I’ve learned how ignorant I am. It’s really that easy. If you had asked me twenty years ago, I’d have said I knew my history. I had quite an ego about me back then. I’ve always loved history, but the more I read, the more realise how ignorant I am.
People can get a bit affronted when I say that, but I think it’s really important to own it, because we can’t ever know everything. Can’t we just accept that we don’t know stuff?


Biographical Notes
Drew Gardner was born in Nottingham, England, in 1964. He left school at fifteen and began working for the local newspaper. In 1987, in a bid to kick-start his journalistic career, he made a self-funded trip to Cambodia to cover the Civil War. He went on to cover international stories in more than fifty countries for a range of national newspapers. Later he moved to editorial work that told stories, including a major project photographing twenty of the most unusual Guinness world record holders in the United Kingdom.
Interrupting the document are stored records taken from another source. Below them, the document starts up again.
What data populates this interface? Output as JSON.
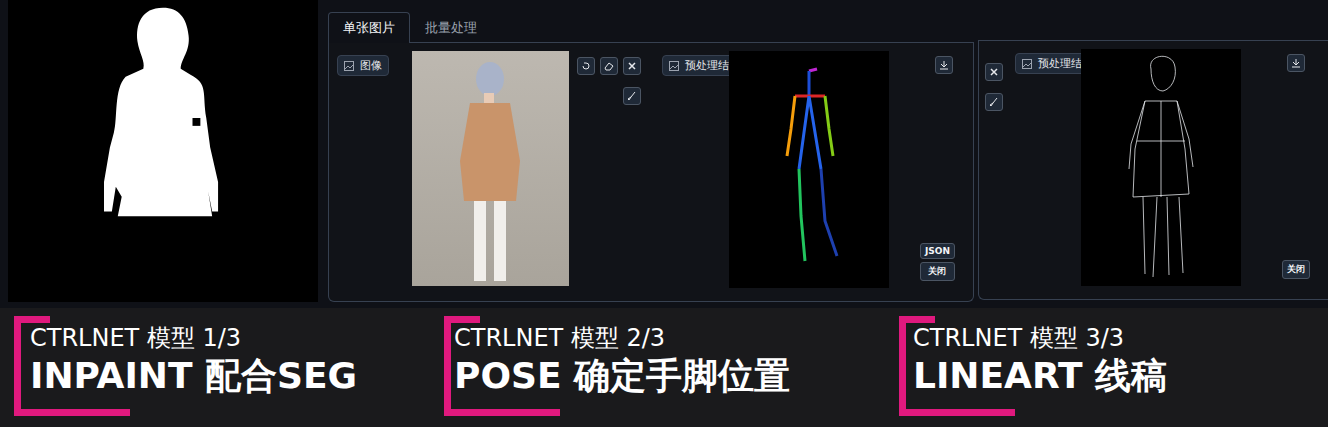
{
  "tabs": [
    {
      "label": "单张图片",
      "selected": true
    },
    {
      "label": "批量处理",
      "selected": false
    }
  ],
  "input": {
    "label": "图像"
  },
  "previews": [
    {
      "label": "预处理结果预览",
      "buttons": [
        "JSON",
        "关闭"
      ]
    },
    {
      "label": "预处理结果预览",
      "buttons": [
        "关闭"
      ]
    }
  ],
  "captions": [
    {
      "title": "CTRLNET 模型 1/3",
      "subtitle": "INPAINT 配合SEG"
    },
    {
      "title": "CTRLNET 模型 2/3",
      "subtitle": "POSE 确定手脚位置"
    },
    {
      "title": "CTRLNET 模型 3/3",
      "subtitle": "LINEART 线稿"
    }
  ]
}
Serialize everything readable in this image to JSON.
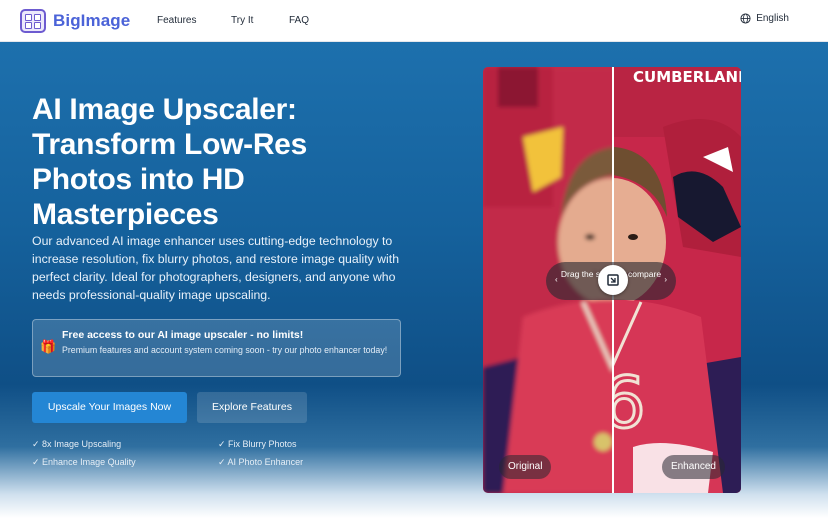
{
  "nav": {
    "logo_text": "BigImage",
    "links": [
      "Features",
      "Try It",
      "FAQ"
    ],
    "language": "English"
  },
  "hero": {
    "title": "AI Image Upscaler: Transform Low-Res Photos into HD Masterpieces",
    "description": "Our advanced AI image enhancer uses cutting-edge technology to increase resolution, fix blurry photos, and restore image quality with perfect clarity. Ideal for photographers, designers, and anyone who needs professional-quality image upscaling.",
    "notice": {
      "title": "Free access to our AI image upscaler - no limits!",
      "subtitle": "Premium features and account system coming soon - try our photo enhancer today!",
      "icon": "gift-icon"
    },
    "primary_button": "Upscale Your Images Now",
    "secondary_button": "Explore Features",
    "features": [
      "✓ 8x Image Upscaling",
      "✓ Fix Blurry Photos",
      "✓ Enhance Image Quality",
      "✓ AI Photo Enhancer"
    ]
  },
  "comparison": {
    "hint": "Drag the slider to compare",
    "label_left": "Original",
    "label_right": "Enhanced",
    "jersey_text_top": "CUMBERLAND",
    "jersey_number": "6"
  },
  "colors": {
    "brand": "#4b63d8",
    "hero_top": "#1d70ad",
    "hero_bottom": "#0f4f86",
    "primary_button": "#2486d4",
    "jersey_red": "#c8284a"
  }
}
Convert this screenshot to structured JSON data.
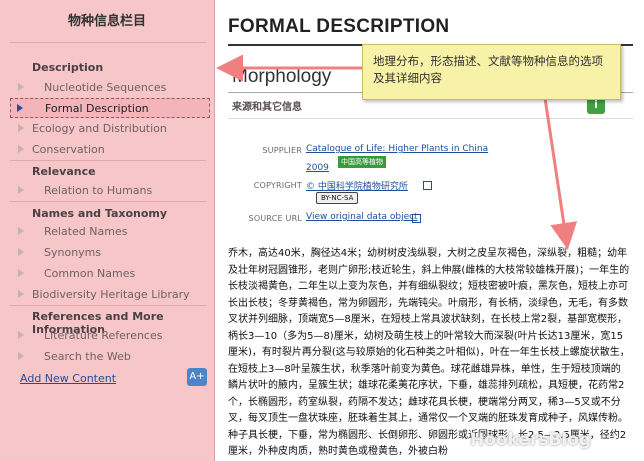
{
  "sidebar": {
    "title": "物种信息栏目",
    "sections": {
      "description": "Description",
      "relevance": "Relevance",
      "names": "Names and Taxonomy",
      "references": "References and More Information"
    },
    "items": {
      "nucleotide": "Nucleotide Sequences",
      "formal": "Formal Description",
      "ecology": "Ecology and Distribution",
      "conservation": "Conservation",
      "relation": "Relation to Humans",
      "related_names": "Related Names",
      "synonyms": "Synonyms",
      "common_names": "Common Names",
      "bhl": "Biodiversity Heritage Library",
      "lit_refs": "Literature References",
      "search_web": "Search the Web"
    },
    "add_new": "Add New Content",
    "add_icon": "add-content-icon"
  },
  "main": {
    "title": "FORMAL DESCRIPTION",
    "section": "Morphology",
    "subsection": "来源和其它信息",
    "info_icon": "info-icon",
    "supplier_label": "SUPPLIER",
    "supplier_value": "Catalogue of Life: Higher Plants in China",
    "supplier_year": "2009",
    "supplier_badge": "中国高等植物",
    "copyright_label": "COPYRIGHT",
    "copyright_value": "© 中国科学院植物研究所",
    "license_badge": "BY-NC-SA",
    "source_label": "SOURCE URL",
    "source_value": "View original data object",
    "body": "乔木，高达40米，胸径达4米；幼树树皮浅纵裂，大树之皮呈灰褐色，深纵裂，粗糙；幼年及壮年树冠圆锥形，老则广卵形;枝近轮生，斜上伸展(雌株的大枝常较雄株开展)；一年生的长枝淡褐黄色，二年生以上变为灰色，并有细纵裂纹；短枝密被叶痕，黑灰色，短枝上亦可长出长枝；冬芽黄褐色，常为卵圆形，先端钝尖。叶扇形，有长柄，淡绿色，无毛，有多数叉状并列细脉，顶端宽5—8厘米，在短枝上常具波状缺刻，在长枝上常2裂，基部宽楔形，柄长3—10（多为5—8)厘米，幼树及萌生枝上的叶常较大而深裂(叶片长达13厘米，宽15厘米)，有时裂片再分裂(这与较原始的化石种类之叶相似)，叶在一年生长枝上螺旋状散生，在短枝上3—8叶呈簇生状，秋季落叶前变为黄色。球花雌雄异株，单性，生于短枝顶端的鳞片状叶的腋内，呈簇生状；雄球花柔荑花序状，下垂，雄蕊排列疏松，具短梗，花药常2个，长椭圆形，药室纵裂，药隔不发达；雌球花具长梗，梗端常分两叉，稀3—5叉或不分叉，每叉顶生一盘状珠座，胚珠着生其上，通常仅一个叉端的胚珠发育成种子，风媒传粉。种子具长梗，下垂，常为椭圆形、长倒卵形、卵圆形或近圆球形，长2.5—3.5厘米，径约2厘米，外种皮肉质，熟时黄色或橙黄色，外被白粉"
  },
  "callout": {
    "text": "地理分布，形态描述、文献等物种信息的选项及其详细内容"
  },
  "watermark": "HookersBlog",
  "colors": {
    "sidebar_bg": "#f6c6c8",
    "link": "#1d4f9a",
    "callout_bg": "#f8f1a8",
    "arrow": "#f08080",
    "info_green": "#41a040"
  }
}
His work has featured in more than twenty solo and group exhibitions in China, France, Greece, the Republic of Korea, Romania, the United Kingdom, and the USA.
His images have garnered many accolades including The International Color Awards Fine Art prize, 2009; the Shanghai Photography Award, 2018; and the American Photography AP37 award, 2021. In 2024, he was named Photographer of the Year at the ND Awards, and Film Photographer of the Year at the International Photography Awards, while also winning the Head On Portrait Prize (Australia), the Fine Art Awards at Prix de la Photographie Paris, and the Open Award from the Association of Photographers (UK). In 2025, he was named Portrait Photographer of the Year at the 48th APA Awards in London. Drew Gardner has a room named after him in the Manfrotto headquarters in Bassano, Italy. He lives and works in Frome in Somerset, England.
Photo: Kristof Ramon
This interview is a Talking Pictures original.